|
Dans un document préparé pour les États membres et le Parlement européen, la Commission propose de renforcer « l'approche préventive et les mécanismes » mis en oeuvre progressivement depuis 1995, à la lumière des lourdes conséquences de la crise de la vache folle et des coûteuses éruptions de fièvre aphteuse, fièvre porcine, tremblante du mouton ou grippe aviaire.
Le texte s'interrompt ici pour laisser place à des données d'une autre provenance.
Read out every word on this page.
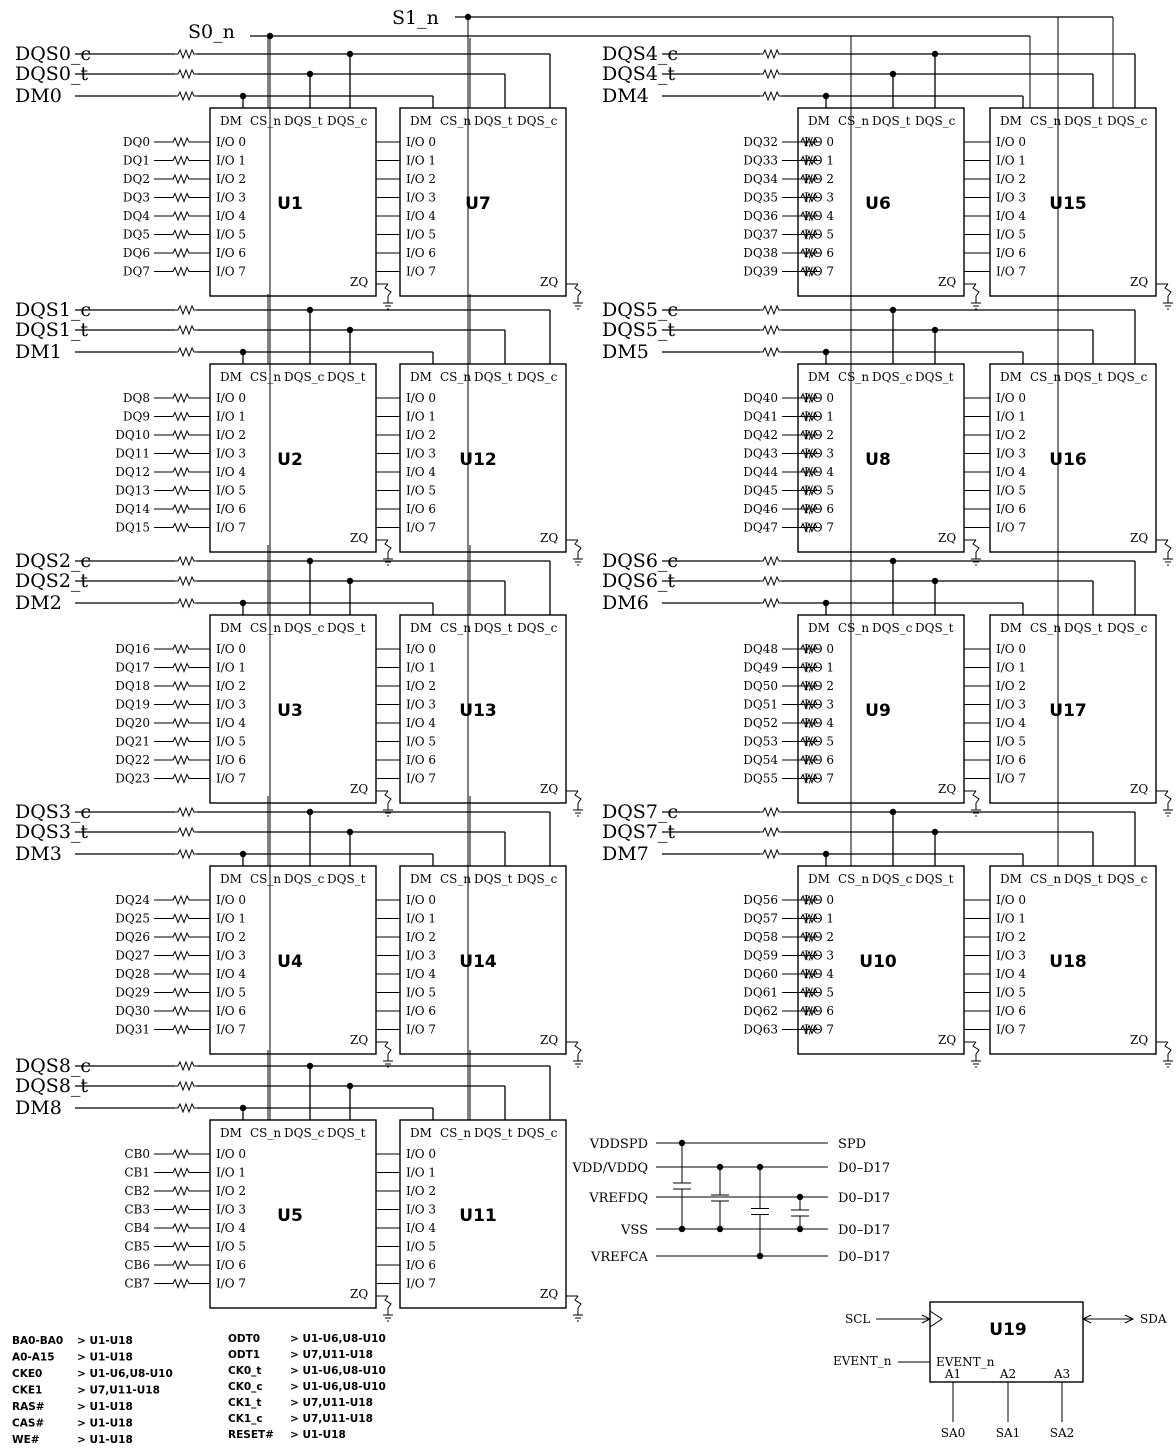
S0_n
S1_n
DQS0_c
DQS0_t
DM0
DM CS_n DQS_t DQS_c
I/O 0
I/O 1
I/O 2
I/O 3
I/O 4
I/O 5
I/O 6
I/O 7
ZQ
U1
DM CS_n DQS_t DQS_c
I/O 0
I/O 1
I/O 2
I/O 3
I/O 4
I/O 5
I/O 6
I/O 7
ZQ
U7
DQ0
DQ1
DQ2
DQ3
DQ4
DQ5
DQ6
DQ7
DQS1_c
DQS1_t
DM1
DM CS_n DQS_c DQS_t
I/O 0
I/O 1
I/O 2
I/O 3
I/O 4
I/O 5
I/O 6
I/O 7
ZQ
U2
DM CS_n DQS_t DQS_c
I/O 0
I/O 1
I/O 2
I/O 3
I/O 4
I/O 5
I/O 6
I/O 7
ZQ
U12
DQ8
DQ9
DQ10
DQ11
DQ12
DQ13
DQ14
DQ15
DQS2_c
DQS2_t
DM2
DM CS_n DQS_c DQS_t
I/O 0
I/O 1
I/O 2
I/O 3
I/O 4
I/O 5
I/O 6
I/O 7
ZQ
U3
DM CS_n DQS_t DQS_c
I/O 0
I/O 1
I/O 2
I/O 3
I/O 4
I/O 5
I/O 6
I/O 7
ZQ
U13
DQ16
DQ17
DQ18
DQ19
DQ20
DQ21
DQ22
DQ23
DQS3_c
DQS3_t
DM3
DM CS_n DQS_c DQS_t
I/O 0
I/O 1
I/O 2
I/O 3
I/O 4
I/O 5
I/O 6
I/O 7
ZQ
U4
DM CS_n DQS_t DQS_c
I/O 0
I/O 1
I/O 2
I/O 3
I/O 4
I/O 5
I/O 6
I/O 7
ZQ
U14
DQ24
DQ25
DQ26
DQ27
DQ28
DQ29
DQ30
DQ31
DQS8_c
DQS8_t
DM8
DM CS_n DQS_c DQS_t
I/O 0
I/O 1
I/O 2
I/O 3
I/O 4
I/O 5
I/O 6
I/O 7
ZQ
U5
DM CS_n DQS_t DQS_c
I/O 0
I/O 1
I/O 2
I/O 3
I/O 4
I/O 5
I/O 6
I/O 7
ZQ
U11
CB0
CB1
CB2
CB3
CB4
CB5
CB6
CB7
DQS4_c
DQS4_t
DM4
DM CS_n DQS_t DQS_c
I/O 0
I/O 1
I/O 2
I/O 3
I/O 4
I/O 5
I/O 6
I/O 7
ZQ
U6
DM CS_n DQS_t DQS_c
I/O 0
I/O 1
I/O 2
I/O 3
I/O 4
I/O 5
I/O 6
I/O 7
ZQ
U15
DQ32
DQ33
DQ34
DQ35
DQ36
DQ37
DQ38
DQ39
DQS5_c
DQS5_t
DM5
DM CS_n DQS_c DQS_t
I/O 0
I/O 1
I/O 2
I/O 3
I/O 4
I/O 5
I/O 6
I/O 7
ZQ
U8
DM CS_n DQS_t DQS_c
I/O 0
I/O 1
I/O 2
I/O 3
I/O 4
I/O 5
I/O 6
I/O 7
ZQ
U16
DQ40
DQ41
DQ42
DQ43
DQ44
DQ45
DQ46
DQ47
DQS6_c
DQS6_t
DM6
DM CS_n DQS_c DQS_t
I/O 0
I/O 1
I/O 2
I/O 3
I/O 4
I/O 5
I/O 6
I/O 7
ZQ
U9
DM CS_n DQS_t DQS_c
I/O 0
I/O 1
I/O 2
I/O 3
I/O 4
I/O 5
I/O 6
I/O 7
ZQ
U17
DQ48
DQ49
DQ50
DQ51
DQ52
DQ53
DQ54
DQ55
DQS7_c
DQS7_t
DM7
DM CS_n DQS_c DQS_t
I/O 0
I/O 1
I/O 2
I/O 3
I/O 4
I/O 5
I/O 6
I/O 7
ZQ
U10
DM CS_n DQS_t DQS_c
I/O 0
I/O 1
I/O 2
I/O 3
I/O 4
I/O 5
I/O 6
I/O 7
ZQ
U18
DQ56
DQ57
DQ58
DQ59
DQ60
DQ61
DQ62
DQ63
VDDSPD	SPD
VDD/VDDQ	D0–D17
VREFDQ	D0–D17
VSS	D0–D17
VREFCA	D0–D17
U19
SCL	SDA
EVENT_n	EVENT_n
A1
SA0
A2
SA1
A3
SA2
BA0-BA0 > U1-U18
A0-A15 > U1-U18
CKE0	> U1-U6,U8-U10
CKE1	> U7,U11-U18
RAS#	> U1-U18
CAS#	> U1-U18
WE#	> U1-U18
ODT0	> U1-U6,U8-U10
ODT1	> U7,U11-U18
CK0_t	> U1-U6,U8-U10
CK0_c	> U1-U6,U8-U10
CK1_t	> U7,U11-U18
CK1_c	> U7,U11-U18
RESET# > U1-U18
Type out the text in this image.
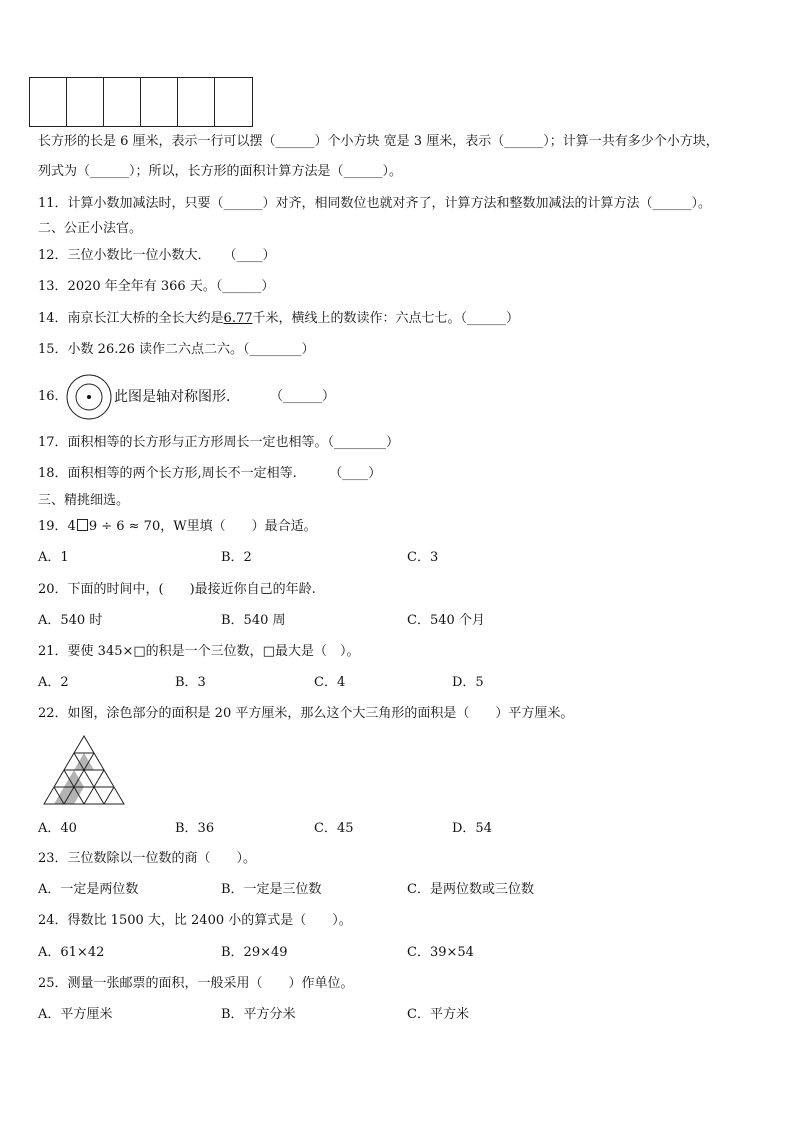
长方形的长是 6 厘米，表示一行可以摆（______）个小方块 宽是 3 厘米，表示（______）；计算一共有多少个小方块，
列式为（______）；所以，长方形的面积计算方法是（______）。
11．计算小数加减法时，只要（______）对齐，相同数位也就对齐了，计算方法和整数加减法的计算方法（______）。
二、公正小法官。
12．三位小数比一位小数大．　　（____）
13．2020 年全年有 366 天。（______）
14．南京长江大桥的全长大约是6.77千米，横线上的数读作：六点七七。（______）
15．小数 26.26 读作二六点二六。（________）
16．	此图是轴对称图形． （______）
17．面积相等的长方形与正方形周长一定也相等。（________）
18．面积相等的两个长方形,周长不一定相等.　　　（____）
三、精挑细选。
19．4 9 ÷ 6 ≈ 70，W里填（　　）最合适。
A．1	B．2	C．3
20．下面的时间中，(　　)最接近你自己的年龄.
A．540 时	B．540 周	C．540 个月
21．要使 345×□的积是一个三位数，□最大是（　）。
A．2	B．3	C．4	D．5
22．如图，涂色部分的面积是 20 平方厘米，那么这个大三角形的面积是（　　）平方厘米。
A．40	B．36	C．45	D．54
23．三位数除以一位数的商（　　）。
A．一定是两位数	B．一定是三位数	C．是两位数或三位数
24．得数比 1500 大，比 2400 小的算式是（　　）。
A．61×42	B．29×49	C．39×54
25．测量一张邮票的面积，一般采用（　　）作单位。
A．平方厘米	B．平方分米	C．平方米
« L'idée est d'investir plus dans les mesures de prévention, afin de réduire les éruptions et les coûts bien plus élevés qu'elles entraînent », souligne Bruxelles, en rappelant les ravages causés par l'épizootie de fièvre aphteuse au Royaume-Uni en 2001. La Commission propose d'adopter une loi sur la santé animale qui poserait les principes communs aux mesures de prévention spécifiques à chaque épizootie. L'adoption d'une telle législation n'est pas attendue avant 2009.
Plus concrètement, Bruxelles souhaite améliorer encore les contrôles biologiques « dans les exploitations, aux frontières, et lors des transports d'animaux ». Pour les importations, il faudrait réorienter les contrôles vers « les produits à risques », prendre des mesures plus efficaces contre les trafics illégaux, et instaurer un système d'alerte plus rapide en cas de problème détecté à l'arrivée des produits.